I hope I’m loud when I’m dead

Beatrice Gibson

Beatrice Gibson - I HOPE I'M LOUD WHEN I'M DEAD, 2018, 16mm transferred to HD courtesy of Laura Bartlett and LUX London

‘this mechanistic world…has required me to FIND MY BODY to FIND MY PLANET in order to find my poetry’ - CAConrad

I hope I’m loud when I’m dead by British director Beatrice Gibson is a dramatic and fast-moving elegy on life in the 21st century, recognizing poetry as a powerful tool to confront the uncertainties of our time. “Almost everything is OK”, says the artist in the video, “because their voices exist”. These are the voices of two of the most important American living poets, CAConrad and Eileen Myles, recorded by Gibson just prior to Donald Trumps’ inauguration as the 45th President of the United States in January 2017. Blended together with extracts from other great female poets quoted in the video - Audre Lorde, Alice Notley and Adrienne Rich - their verses offer themselves as antidotes to anxiety and the collapse, seen through scenes of violent conflict, environmental disasters and authoritarian drifts. These images are counterpoised to familiar episodes, scenes of tenderness and intimacy that reveal the personal nature of this work, with which the artist passes down the message of strength and hope offered by poetry and art to her children. In a cathartic ending that quotes Claire Denis’ movie Beau Travail, mother and son go crazy with an enthralling dance in a club. It's emotional and liberating.

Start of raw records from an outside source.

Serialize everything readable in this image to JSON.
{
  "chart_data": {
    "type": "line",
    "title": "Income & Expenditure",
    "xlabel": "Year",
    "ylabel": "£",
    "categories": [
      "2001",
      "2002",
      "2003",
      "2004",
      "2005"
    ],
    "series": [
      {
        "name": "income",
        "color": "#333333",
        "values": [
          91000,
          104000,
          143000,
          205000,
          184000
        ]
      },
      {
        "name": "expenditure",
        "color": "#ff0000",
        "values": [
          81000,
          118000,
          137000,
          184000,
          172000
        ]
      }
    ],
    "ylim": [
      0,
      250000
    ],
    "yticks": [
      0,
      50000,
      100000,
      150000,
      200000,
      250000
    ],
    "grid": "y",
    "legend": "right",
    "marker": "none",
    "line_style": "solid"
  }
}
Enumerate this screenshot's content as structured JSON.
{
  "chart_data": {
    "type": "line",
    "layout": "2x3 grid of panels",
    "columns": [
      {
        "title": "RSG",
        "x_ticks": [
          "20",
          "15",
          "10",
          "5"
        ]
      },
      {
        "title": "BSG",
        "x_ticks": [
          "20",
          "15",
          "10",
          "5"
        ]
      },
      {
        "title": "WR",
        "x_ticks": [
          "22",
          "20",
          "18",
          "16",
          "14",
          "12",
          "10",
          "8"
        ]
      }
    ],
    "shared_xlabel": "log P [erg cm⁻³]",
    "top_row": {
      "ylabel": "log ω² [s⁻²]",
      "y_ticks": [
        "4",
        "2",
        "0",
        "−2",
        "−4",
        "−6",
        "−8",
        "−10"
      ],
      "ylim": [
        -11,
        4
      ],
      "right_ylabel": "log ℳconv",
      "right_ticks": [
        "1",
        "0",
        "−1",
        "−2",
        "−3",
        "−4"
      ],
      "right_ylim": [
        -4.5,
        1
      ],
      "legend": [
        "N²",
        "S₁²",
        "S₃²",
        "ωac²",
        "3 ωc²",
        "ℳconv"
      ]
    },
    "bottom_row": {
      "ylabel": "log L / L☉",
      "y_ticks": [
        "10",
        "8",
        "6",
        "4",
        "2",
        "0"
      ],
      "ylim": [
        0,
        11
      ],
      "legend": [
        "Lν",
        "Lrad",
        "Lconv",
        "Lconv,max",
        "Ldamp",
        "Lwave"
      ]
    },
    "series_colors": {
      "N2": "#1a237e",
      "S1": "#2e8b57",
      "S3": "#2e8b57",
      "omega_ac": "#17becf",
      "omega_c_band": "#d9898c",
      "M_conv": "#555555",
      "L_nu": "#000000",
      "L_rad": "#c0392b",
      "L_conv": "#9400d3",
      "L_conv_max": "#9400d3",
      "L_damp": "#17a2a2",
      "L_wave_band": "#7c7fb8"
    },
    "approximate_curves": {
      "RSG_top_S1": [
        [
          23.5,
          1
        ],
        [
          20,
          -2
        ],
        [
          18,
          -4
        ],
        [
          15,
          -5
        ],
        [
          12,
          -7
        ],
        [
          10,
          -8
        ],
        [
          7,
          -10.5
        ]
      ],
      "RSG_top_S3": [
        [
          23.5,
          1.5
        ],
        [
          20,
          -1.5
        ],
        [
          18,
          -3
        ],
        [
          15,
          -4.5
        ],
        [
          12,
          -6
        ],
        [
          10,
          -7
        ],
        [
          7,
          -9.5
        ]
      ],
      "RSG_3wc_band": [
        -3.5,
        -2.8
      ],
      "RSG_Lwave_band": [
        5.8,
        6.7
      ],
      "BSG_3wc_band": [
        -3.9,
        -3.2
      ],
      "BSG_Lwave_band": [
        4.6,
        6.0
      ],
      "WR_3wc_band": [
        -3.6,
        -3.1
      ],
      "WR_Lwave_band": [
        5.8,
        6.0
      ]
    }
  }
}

2018 – Video, 16:9, Colour, 5.1 surround sound, 14A, 21'
Courtesy of the artist and LUX, London

Beatrice Gibson
°1978, United Kingdom

Beatrice Gibson is a french-british filmmaker based between London and Palermo. Her films are known for their experimental and emotive nature. Exploring the personal and the political and drawing on cult figures from experiment literature and poetry - from Kathy Acker to Gertrude Stein - they are often populated by friends and influences and cite and incorporate co-creative and collaborative processes and ideas. Gibson is twice winner of The Tiger Award for Best Short Film, Rotterdam International Film Festival (2009 and 2013). In 2013 she was shortlisted for The Jarman Award for Artist's film and the 2013–15 Max Mara Art Prize for Women. In 2015 she won the 17th Baloise Art Prize, Art Basel. In 2019 she was the winner of the Images Festival Marian McMahon Akimbo Award for Autobiography and was shortlisted a second time for the 2019 Jarman Award for Artist's film. Recent solo exhibitions include Ordet, Milan; Macro, Rome (2023) and Civico Museo Castelbuono, Sicily (2023), Studio STUK Manhattan, Leuven (2022), Nogueras Blanchard, Barcelona (2020), Camden Arts Centre, London, Bergen Kunsthall, Bergen Mercer Union, Toronto (2019) and KW Institute for Contemporary Art, Berlin, (2018). Her films have shown at film festivals around the world, including at New York Film Festival, Toronto International Film Festival, London Film Festival, Oberhausen Film Festival, Courtisane Film Festival and Punto De Vista International Documentary Film Festival. Gibson's films are distributed by LUX London.